In the not too distant past, peer-to-peer (P2P) lending was seen by some investors as a way to fund (and earn interest from) loans at any time, at any size, at any investment grade and at any interest rate. If a borrower was willing to accept or be “matched” with these loan terms, P2P investors felt that if this was a risk each party was prepared to take – end of story.

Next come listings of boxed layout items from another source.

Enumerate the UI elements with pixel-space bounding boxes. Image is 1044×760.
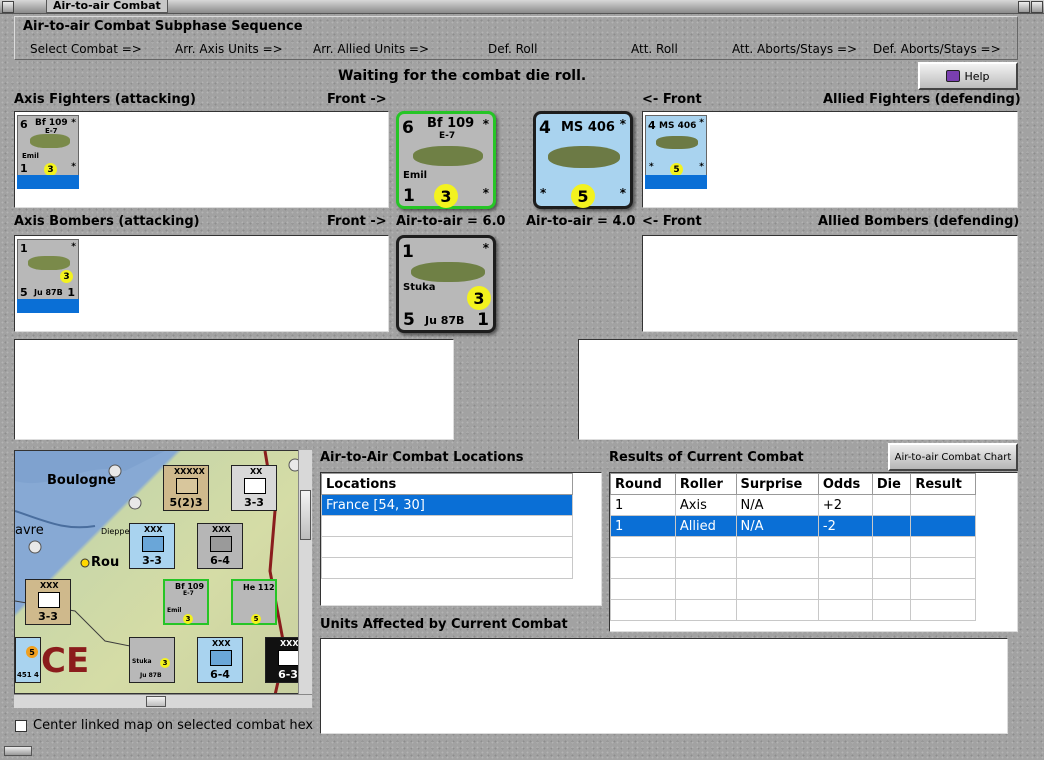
step-select-combat: Select Combat => bbox=[30, 42, 142, 56]
map-label-havre: avre bbox=[15, 523, 44, 538]
step-arrange-axis: Arr. Axis Units => bbox=[175, 42, 283, 56]
map-horizontal-scrollbar[interactable] bbox=[14, 694, 312, 708]
selection-bar bbox=[645, 175, 707, 189]
center-map-label: Center linked map on selected combat hex bbox=[33, 718, 314, 733]
axis-fighters-box[interactable]: 6 Bf 109 E-7 * Emil 1 3 * bbox=[14, 111, 389, 208]
map-counter-he112[interactable]: He 112 5 bbox=[231, 579, 277, 625]
ms406-small-counter[interactable]: 4 MS 406 * * 5 * bbox=[645, 115, 707, 177]
units-affected-box[interactable] bbox=[320, 638, 1008, 734]
map-counter-bf109[interactable]: Bf 109 E-7 Emil 3 bbox=[163, 579, 209, 625]
help-label: Help bbox=[964, 69, 990, 83]
allied-bombers-box[interactable] bbox=[642, 235, 1018, 332]
map-label-rouen: Rou bbox=[91, 555, 120, 570]
window-title: Air-to-air Combat bbox=[46, 0, 168, 13]
bf109-value-dot: 3 bbox=[434, 184, 458, 208]
map-counter-allied-mech[interactable]: XXX 3-3 bbox=[129, 523, 175, 569]
axis-fighters-label: Axis Fighters (attacking) bbox=[14, 92, 196, 107]
ms406-value-dot: 5 bbox=[571, 184, 595, 208]
axis-bombers-box[interactable]: 1 * 3 5 Ju 87B 1 bbox=[14, 235, 389, 332]
map-counter-allied-armor[interactable]: XXX 3-3 bbox=[25, 579, 71, 625]
help-button[interactable]: Help bbox=[918, 62, 1018, 90]
units-affected-title: Units Affected by Current Combat bbox=[320, 617, 568, 632]
allied-bombers-front-label: <- Front bbox=[642, 214, 702, 229]
location-row[interactable]: France [54, 30] bbox=[321, 494, 573, 516]
ju87-plane-icon bbox=[411, 262, 485, 282]
col-result: Result bbox=[910, 473, 976, 495]
map-counter-axis-inf[interactable]: XXX 6-4 bbox=[197, 523, 243, 569]
step-def-roll: Def. Roll bbox=[488, 42, 538, 56]
step-arrange-allied: Arr. Allied Units => bbox=[313, 42, 430, 56]
map-vertical-thumb[interactable] bbox=[300, 490, 311, 540]
table-row[interactable]: 1 Allied N/A -2 bbox=[610, 515, 976, 537]
map-horizontal-thumb[interactable] bbox=[146, 696, 166, 707]
axis-bombers-front-label: Front -> bbox=[327, 214, 387, 229]
ju87-value-dot: 3 bbox=[467, 286, 491, 310]
map-vertical-scrollbar[interactable] bbox=[298, 450, 312, 694]
linked-map[interactable]: Boulogne avre Dieppe Rou CE XXXXX 5(2)3 … bbox=[14, 450, 312, 694]
allied-air-to-air-value: Air-to-air = 4.0 bbox=[526, 214, 636, 229]
axis-air-to-air-value: Air-to-air = 6.0 bbox=[396, 214, 506, 229]
axis-extra-box[interactable] bbox=[14, 339, 454, 440]
ju87-large-counter[interactable]: 1 * Stuka 3 5 Ju 87B 1 bbox=[396, 235, 496, 333]
map-label-france: CE bbox=[41, 641, 90, 681]
map-label-boulogne: Boulogne bbox=[47, 473, 116, 488]
axis-bombers-label: Axis Bombers (attacking) bbox=[14, 214, 200, 229]
allied-extra-box[interactable] bbox=[578, 339, 1018, 440]
allied-bombers-label: Allied Bombers (defending) bbox=[818, 214, 1020, 229]
col-surprise: Surprise bbox=[735, 473, 819, 495]
locations-list[interactable]: Locations France [54, 30] bbox=[320, 472, 602, 606]
col-roller: Roller bbox=[674, 473, 737, 495]
air-to-air-chart-button[interactable]: Air-to-air Combat Chart bbox=[888, 443, 1018, 471]
window-resize-handle[interactable] bbox=[4, 746, 32, 756]
map-counter-stuka[interactable]: Stuka 3 Ju 87B bbox=[129, 637, 175, 683]
allied-fighters-box[interactable]: 4 MS 406 * * 5 * bbox=[642, 111, 1018, 208]
minimize-icon[interactable] bbox=[1018, 1, 1030, 13]
help-book-icon bbox=[946, 70, 961, 82]
results-table-container[interactable]: Round Roller Surprise Odds Die Result 1 … bbox=[609, 472, 1018, 632]
results-table: Round Roller Surprise Odds Die Result 1 … bbox=[610, 473, 976, 621]
plane-icon bbox=[30, 134, 70, 148]
plane-icon bbox=[28, 256, 70, 270]
locations-title: Air-to-Air Combat Locations bbox=[320, 450, 524, 465]
center-map-checkbox[interactable] bbox=[15, 720, 27, 732]
ju87-small-counter[interactable]: 1 * 3 5 Ju 87B 1 bbox=[17, 239, 79, 301]
bf109-large-counter[interactable]: 6 Bf 109 E-7 * Emil 1 3 * bbox=[396, 111, 496, 209]
results-title: Results of Current Combat bbox=[609, 450, 804, 465]
close-icon[interactable] bbox=[1031, 1, 1043, 13]
ms406-large-counter[interactable]: 4 MS 406 * * 5 * bbox=[533, 111, 633, 209]
ms406-plane-icon bbox=[548, 146, 620, 168]
allied-fighters-label: Allied Fighters (defending) bbox=[823, 92, 1021, 107]
step-att-roll: Att. Roll bbox=[631, 42, 678, 56]
map-counter-hq[interactable]: XX 3-3 bbox=[231, 465, 277, 511]
selection-bar bbox=[17, 299, 79, 313]
selection-bar bbox=[17, 175, 79, 189]
locations-header: Locations bbox=[321, 473, 573, 495]
axis-front-label: Front -> bbox=[327, 92, 387, 107]
map-label-dieppe: Dieppe bbox=[101, 527, 130, 536]
subphase-sequence-panel: Air-to-air Combat Subphase Sequence Sele… bbox=[14, 16, 1018, 60]
step-att-aborts: Att. Aborts/Stays => bbox=[732, 42, 858, 56]
map-counter-army[interactable]: XXXXX 5(2)3 bbox=[163, 465, 209, 511]
col-odds: Odds bbox=[817, 473, 873, 495]
bf109-plane-icon bbox=[413, 146, 483, 166]
allied-front-label: <- Front bbox=[642, 92, 702, 107]
plane-icon bbox=[656, 136, 698, 149]
col-round: Round bbox=[610, 473, 676, 495]
step-def-aborts: Def. Aborts/Stays => bbox=[873, 42, 1001, 56]
col-die: Die bbox=[871, 473, 912, 495]
window-menu-icon[interactable] bbox=[2, 1, 14, 13]
status-message: Waiting for the combat die roll. bbox=[338, 68, 587, 84]
title-bar[interactable]: Air-to-air Combat bbox=[0, 0, 1044, 14]
table-row[interactable]: 1 Axis N/A +2 bbox=[610, 494, 976, 516]
sequence-title: Air-to-air Combat Subphase Sequence bbox=[23, 19, 303, 34]
map-counter-edge[interactable]: 5 451 4 bbox=[15, 637, 41, 683]
bf109-small-counter[interactable]: 6 Bf 109 E-7 * Emil 1 3 * bbox=[17, 115, 79, 177]
map-counter-allied-inf[interactable]: XXX 6-4 bbox=[197, 637, 243, 683]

What’s not factored into this scenario is the intermediary, the P2P lending platform, which makes these loans and investment transactions happen. The platform must comply with ASIC’s responsible lending requirements and this means reviewing whether the loan is suitable for the borrower (that is, can they afford to pay?) – an outcome that arguably suits investors in the long term.
This, combined with tighter lending criteria at all financial institutions, has reshaped the way Australia’s P2P lending market looks and operates in 2020.
John Cummins, SocietyOne chief investment officer, says this P2P scenario unfortunately creates an investment bias where investors would only source the “best” or highest-paying loans on offer. In this case, an investor couldn’t have more than one or two of these loans in their portfolio facing delinquency because they’d start to lose capital.
“If I give them [the investor] an average loan size of $20,000 and I give them five loans, then one goes down – not only are you not getting any money [from that loan], you’re starting to lose people’s capital,” he says.
Since its beginning in Australia, SocietyOne’s P2P lending product has remained in the realm of self-managed super funds and wholesale and institutional investors – those with gross income of $250,000 for each of the past two financial years or net assets of at least $2.5 million.
However, the lending platform has always planned to offer its P2P product to smaller investors and Cummins says this day is near. To onboard smaller investors, it will use a pooled trust where they can buy fractions or units in the trust rather than fund entire (personal) loans.
The idea behind pooled trusts is to pay a solid coupon to investors throughout the life of the loans. And SocietyOne is by no means the first P2P lender to do this.
Chris Morcom, director and private client adviser at Hewison Private Wealth, cautions investors to learn the difference between pooled and contributory trusts, particularly when it comes to P2P lending in mortgages.
He prefers contributory trusts because each client has a defined account/mortgage allocated to their investment. They’re only exposed to the mortgages they’re invested in, which brings a great deal of transparency.
A downside is that they don’t get the breadth of loan coverage that a pooled trust would have. And if one borrower defaults or applies for hardship, there’ll be no income, whereas a pooled trust can possibly cover this cost because it’s dealing with hundreds and possibly thousands of loans in the one product.
Minimising the risk
To help monitor the default risk, Morcom says he’ll limit investments to a loan-to-value ratio (LVR) of up to 67%. “We will not touch a secured first mortgage with an LVR of 67% or above. In fact, it will often be lower – between 50% and 60% gets a much greater amount of scrutiny from our investment committee.
“That’s conservative. We don’t want to lose capital in this part of the client’s portfolio and [lose] a reliable cash flow. The shares part of the portfolio is meant to be the volatile bit.”.